Two relevant paragraphs in the interpretation to Krausz addressing your question:

Further complicating your inquiry is a notice issued by the Aviation Accident Investigations
Board (AAIB) in August 2008, which quotes the 14 C.F.R. 61.75(e)(3) which states the US
certificate, "Is subject to the limitations and restrictions on the person's US certificate and
foreign pilot license when exercising the privilege of that US pilot certificate in an aircraft of
US registry operating within or outside the United States." The AAIB draws the conclusion
from this provision that any and all limitations and restrictions that a pilot would be subject
to under his foreign pilot certificate are incorporated in his US certificate, and apply equally
under his US certificate. This conclusion is mistaken.

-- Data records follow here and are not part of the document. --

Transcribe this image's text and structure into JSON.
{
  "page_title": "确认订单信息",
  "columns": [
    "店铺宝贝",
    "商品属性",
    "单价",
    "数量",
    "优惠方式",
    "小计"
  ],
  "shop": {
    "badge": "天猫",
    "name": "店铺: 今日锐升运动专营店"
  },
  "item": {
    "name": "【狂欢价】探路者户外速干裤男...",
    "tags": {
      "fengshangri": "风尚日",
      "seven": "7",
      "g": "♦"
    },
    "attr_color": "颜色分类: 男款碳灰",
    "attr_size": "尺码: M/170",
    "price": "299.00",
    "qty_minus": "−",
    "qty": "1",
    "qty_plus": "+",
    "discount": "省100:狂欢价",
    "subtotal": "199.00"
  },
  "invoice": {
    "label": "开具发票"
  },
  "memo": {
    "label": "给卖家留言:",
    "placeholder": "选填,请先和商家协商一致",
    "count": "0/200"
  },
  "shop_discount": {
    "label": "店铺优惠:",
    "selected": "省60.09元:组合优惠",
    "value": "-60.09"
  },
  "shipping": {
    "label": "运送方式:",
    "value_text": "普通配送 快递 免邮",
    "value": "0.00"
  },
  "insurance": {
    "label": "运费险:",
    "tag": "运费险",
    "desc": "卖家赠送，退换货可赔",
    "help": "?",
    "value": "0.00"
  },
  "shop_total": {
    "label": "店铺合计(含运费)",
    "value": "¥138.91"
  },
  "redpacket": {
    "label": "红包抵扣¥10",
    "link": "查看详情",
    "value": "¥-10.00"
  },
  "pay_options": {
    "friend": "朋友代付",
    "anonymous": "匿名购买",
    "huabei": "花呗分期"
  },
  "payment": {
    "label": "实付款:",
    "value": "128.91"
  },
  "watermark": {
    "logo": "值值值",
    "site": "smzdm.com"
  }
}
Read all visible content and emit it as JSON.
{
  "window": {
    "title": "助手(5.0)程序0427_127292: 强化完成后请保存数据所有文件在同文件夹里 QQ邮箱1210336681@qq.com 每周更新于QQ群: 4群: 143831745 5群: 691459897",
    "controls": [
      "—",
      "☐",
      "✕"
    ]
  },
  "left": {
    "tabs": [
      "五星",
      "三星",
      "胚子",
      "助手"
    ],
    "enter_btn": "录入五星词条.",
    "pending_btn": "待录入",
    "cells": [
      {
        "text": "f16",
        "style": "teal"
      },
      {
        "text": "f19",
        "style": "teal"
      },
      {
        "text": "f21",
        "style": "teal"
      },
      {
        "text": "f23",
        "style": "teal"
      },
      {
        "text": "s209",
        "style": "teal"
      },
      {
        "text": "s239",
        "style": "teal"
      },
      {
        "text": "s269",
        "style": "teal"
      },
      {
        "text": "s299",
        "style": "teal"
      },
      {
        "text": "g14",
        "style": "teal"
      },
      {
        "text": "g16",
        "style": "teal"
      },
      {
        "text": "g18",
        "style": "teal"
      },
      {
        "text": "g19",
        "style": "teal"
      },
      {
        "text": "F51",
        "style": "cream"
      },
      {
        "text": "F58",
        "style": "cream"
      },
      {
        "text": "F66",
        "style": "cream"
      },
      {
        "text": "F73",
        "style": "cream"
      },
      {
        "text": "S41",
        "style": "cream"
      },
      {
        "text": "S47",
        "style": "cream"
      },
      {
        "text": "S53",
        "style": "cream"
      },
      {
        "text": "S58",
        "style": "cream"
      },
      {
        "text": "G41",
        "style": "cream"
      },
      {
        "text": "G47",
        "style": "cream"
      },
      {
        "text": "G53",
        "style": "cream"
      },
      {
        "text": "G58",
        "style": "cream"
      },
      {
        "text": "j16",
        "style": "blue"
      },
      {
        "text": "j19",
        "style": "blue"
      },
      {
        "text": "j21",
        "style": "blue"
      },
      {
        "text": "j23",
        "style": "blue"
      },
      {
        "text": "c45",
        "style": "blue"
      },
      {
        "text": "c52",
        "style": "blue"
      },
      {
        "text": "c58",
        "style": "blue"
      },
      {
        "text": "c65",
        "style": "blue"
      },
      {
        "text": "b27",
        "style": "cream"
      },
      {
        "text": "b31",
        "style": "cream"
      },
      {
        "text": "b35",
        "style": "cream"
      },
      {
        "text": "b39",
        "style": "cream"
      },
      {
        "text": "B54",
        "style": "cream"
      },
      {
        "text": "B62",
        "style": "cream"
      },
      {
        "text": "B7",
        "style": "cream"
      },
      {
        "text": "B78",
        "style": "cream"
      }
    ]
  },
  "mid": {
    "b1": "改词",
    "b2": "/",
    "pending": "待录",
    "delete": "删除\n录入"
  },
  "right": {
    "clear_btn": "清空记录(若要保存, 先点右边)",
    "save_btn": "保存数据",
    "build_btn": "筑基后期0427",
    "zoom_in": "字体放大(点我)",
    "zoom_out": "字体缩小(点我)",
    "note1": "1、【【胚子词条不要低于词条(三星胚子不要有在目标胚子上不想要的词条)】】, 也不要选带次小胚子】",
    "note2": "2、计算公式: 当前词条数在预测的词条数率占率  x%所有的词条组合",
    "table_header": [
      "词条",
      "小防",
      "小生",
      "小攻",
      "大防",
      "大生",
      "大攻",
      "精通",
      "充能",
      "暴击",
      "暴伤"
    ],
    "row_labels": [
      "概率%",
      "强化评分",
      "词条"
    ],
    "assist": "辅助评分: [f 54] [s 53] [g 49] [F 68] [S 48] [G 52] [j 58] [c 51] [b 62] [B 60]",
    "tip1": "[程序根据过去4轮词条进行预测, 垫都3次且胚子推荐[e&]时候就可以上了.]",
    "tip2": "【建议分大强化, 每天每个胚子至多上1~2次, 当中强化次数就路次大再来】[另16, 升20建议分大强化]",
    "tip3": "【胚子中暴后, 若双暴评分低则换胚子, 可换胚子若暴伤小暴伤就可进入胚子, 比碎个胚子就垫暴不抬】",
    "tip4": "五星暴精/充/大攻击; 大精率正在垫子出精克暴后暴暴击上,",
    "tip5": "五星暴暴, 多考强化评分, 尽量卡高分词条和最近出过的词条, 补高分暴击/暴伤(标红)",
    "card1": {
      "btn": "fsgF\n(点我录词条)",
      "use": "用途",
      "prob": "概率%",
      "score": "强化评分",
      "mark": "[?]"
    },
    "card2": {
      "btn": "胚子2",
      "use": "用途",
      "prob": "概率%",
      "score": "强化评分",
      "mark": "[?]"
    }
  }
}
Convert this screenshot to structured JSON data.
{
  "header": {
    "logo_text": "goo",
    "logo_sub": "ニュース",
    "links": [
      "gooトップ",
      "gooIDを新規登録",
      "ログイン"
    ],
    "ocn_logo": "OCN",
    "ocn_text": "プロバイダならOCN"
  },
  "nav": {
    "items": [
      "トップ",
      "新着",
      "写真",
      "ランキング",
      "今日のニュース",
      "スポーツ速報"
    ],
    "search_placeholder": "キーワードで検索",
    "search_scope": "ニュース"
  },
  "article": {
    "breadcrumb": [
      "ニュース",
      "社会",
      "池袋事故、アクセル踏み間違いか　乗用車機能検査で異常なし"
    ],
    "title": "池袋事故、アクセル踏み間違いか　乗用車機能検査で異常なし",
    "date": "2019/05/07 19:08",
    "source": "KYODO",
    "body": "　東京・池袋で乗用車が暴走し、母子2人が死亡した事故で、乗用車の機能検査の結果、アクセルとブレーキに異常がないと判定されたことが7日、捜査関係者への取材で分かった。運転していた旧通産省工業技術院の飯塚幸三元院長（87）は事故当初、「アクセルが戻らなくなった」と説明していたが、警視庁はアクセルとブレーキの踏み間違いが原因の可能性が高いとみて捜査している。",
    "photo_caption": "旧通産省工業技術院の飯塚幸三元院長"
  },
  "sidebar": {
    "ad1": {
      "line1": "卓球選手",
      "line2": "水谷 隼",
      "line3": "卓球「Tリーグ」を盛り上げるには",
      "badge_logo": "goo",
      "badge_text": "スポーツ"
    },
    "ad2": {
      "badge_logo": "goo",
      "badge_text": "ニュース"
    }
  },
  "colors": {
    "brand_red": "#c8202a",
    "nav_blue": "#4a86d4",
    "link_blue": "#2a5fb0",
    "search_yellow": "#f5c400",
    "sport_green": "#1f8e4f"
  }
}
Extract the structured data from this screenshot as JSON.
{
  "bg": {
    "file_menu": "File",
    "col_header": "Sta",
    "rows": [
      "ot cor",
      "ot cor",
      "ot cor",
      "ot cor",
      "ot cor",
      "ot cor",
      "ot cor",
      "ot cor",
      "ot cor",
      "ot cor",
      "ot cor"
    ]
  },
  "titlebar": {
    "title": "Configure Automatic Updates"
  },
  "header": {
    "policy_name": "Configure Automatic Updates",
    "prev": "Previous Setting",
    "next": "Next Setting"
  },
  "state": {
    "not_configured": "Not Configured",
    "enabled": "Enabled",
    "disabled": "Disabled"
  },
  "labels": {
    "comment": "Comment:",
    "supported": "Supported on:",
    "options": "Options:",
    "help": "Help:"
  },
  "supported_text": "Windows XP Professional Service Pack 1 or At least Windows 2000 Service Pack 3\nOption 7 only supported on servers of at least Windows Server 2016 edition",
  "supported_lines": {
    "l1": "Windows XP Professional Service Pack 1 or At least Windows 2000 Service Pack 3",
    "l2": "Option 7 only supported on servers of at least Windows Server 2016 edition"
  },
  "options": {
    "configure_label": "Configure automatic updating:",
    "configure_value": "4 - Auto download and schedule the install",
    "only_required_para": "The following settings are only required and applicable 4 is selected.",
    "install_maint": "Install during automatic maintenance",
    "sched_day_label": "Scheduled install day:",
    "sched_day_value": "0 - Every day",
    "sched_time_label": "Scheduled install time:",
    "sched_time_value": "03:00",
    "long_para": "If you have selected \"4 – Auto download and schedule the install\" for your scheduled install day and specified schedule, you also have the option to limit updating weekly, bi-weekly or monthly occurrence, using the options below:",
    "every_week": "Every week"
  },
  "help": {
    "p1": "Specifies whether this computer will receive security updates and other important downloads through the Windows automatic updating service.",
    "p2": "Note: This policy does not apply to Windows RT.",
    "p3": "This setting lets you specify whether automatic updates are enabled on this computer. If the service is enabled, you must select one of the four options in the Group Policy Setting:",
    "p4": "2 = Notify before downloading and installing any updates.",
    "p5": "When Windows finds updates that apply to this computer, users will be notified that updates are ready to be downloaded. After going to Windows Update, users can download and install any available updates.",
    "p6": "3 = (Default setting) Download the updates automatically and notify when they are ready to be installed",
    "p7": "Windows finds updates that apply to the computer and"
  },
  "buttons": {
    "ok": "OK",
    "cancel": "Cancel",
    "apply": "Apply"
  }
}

While 14 C.F.R. 61.75 does incorporate the limitations and restrictions "on the person's US
certificate and foreign pilot license," (emphasis added) that language refers to the scope of
the authority reflected by the certificate itself. In other words, the pilot is subject to the
restrictions and limitations that appear on the face of the US certificate or foreign pilot
license. The language does not include the entirety of regulatory requirements of the foreign
State since the holder of the 61.75 certificate is bound by the US regulatory requirements to
exercise the privileges of the US certificate. The FAA views that language as addressing the
limitations of the sort FAA uses, e.g., "not valid for night operations," where the individual
has not completed the night training requirements.